Pork Referendum Costs Will Be Paid by USDA
October 31, 2000
Legislation Congress passed for grain standards also also contains language ensuring that the Secretary of Agriculture will keep his commitment to pay all costs associated with the recent pork checkoff referendum. The bill, the Grain Standards and Warehouse Improvement Act (H.R. 4788), passed both the House and Senate unanimously. The president has expressed reservations with other sections of the bill, but has not threatened a veto.
Secretary of Agriculture Dan Glickman earlier had said that USDA would pay all costs, given the fact that it could not be determined whether the requisite number of valid petitions had been submitted. A Sept. 25 GAO report declared that USDA did not have the legal authority to pay for the referendum out of appropriated funds. That same report also found that USDA underestimated the number of pork producers and consequently, the number of valid signatures necessary to trigger a referendum.
H.R. 4788 directs the Secretary to use "funds of the Commodity Credit Corporation to pay for all expenses associated with the pork checkoff referendum ordered by the Secretary on Feb. 25, 2000."

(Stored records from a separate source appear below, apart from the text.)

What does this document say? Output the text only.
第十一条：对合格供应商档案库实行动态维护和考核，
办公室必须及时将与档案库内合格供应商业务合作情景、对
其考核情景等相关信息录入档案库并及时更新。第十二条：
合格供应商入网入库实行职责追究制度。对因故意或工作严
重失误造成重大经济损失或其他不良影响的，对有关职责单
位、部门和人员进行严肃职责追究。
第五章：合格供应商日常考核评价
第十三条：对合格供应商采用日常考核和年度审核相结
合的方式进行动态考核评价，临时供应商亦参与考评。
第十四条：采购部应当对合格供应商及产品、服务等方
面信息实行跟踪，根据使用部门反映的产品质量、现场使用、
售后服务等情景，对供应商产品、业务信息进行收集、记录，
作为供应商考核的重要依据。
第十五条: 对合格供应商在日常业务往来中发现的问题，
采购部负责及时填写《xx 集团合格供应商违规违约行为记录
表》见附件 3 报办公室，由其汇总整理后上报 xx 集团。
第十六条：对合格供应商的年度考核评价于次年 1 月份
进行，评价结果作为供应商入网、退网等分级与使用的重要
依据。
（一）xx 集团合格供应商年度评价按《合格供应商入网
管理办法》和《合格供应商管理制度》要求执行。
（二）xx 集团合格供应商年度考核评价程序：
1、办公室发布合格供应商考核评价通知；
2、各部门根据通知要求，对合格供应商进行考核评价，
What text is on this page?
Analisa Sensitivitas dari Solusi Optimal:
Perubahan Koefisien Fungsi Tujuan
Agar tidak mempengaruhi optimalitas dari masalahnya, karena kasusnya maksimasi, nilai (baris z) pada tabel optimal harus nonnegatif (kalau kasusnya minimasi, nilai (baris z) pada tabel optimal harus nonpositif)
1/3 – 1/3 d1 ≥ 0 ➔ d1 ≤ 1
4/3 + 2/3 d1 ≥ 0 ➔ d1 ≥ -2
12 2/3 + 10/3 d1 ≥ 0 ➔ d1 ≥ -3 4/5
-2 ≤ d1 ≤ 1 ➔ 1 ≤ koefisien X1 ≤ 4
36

Estimates of the total cost of the referendum keep going up. Agricultural Marketing Administrator Kathleen Merrigan, in congressional testimony in March, put the cost of the referendum at $129,000. In September, GAO estimated the cost at $529,000. An AMS representative told the Pork Board recently that the cost could be anywhere between $550,000 and $800,000, not counting FSA employee costs.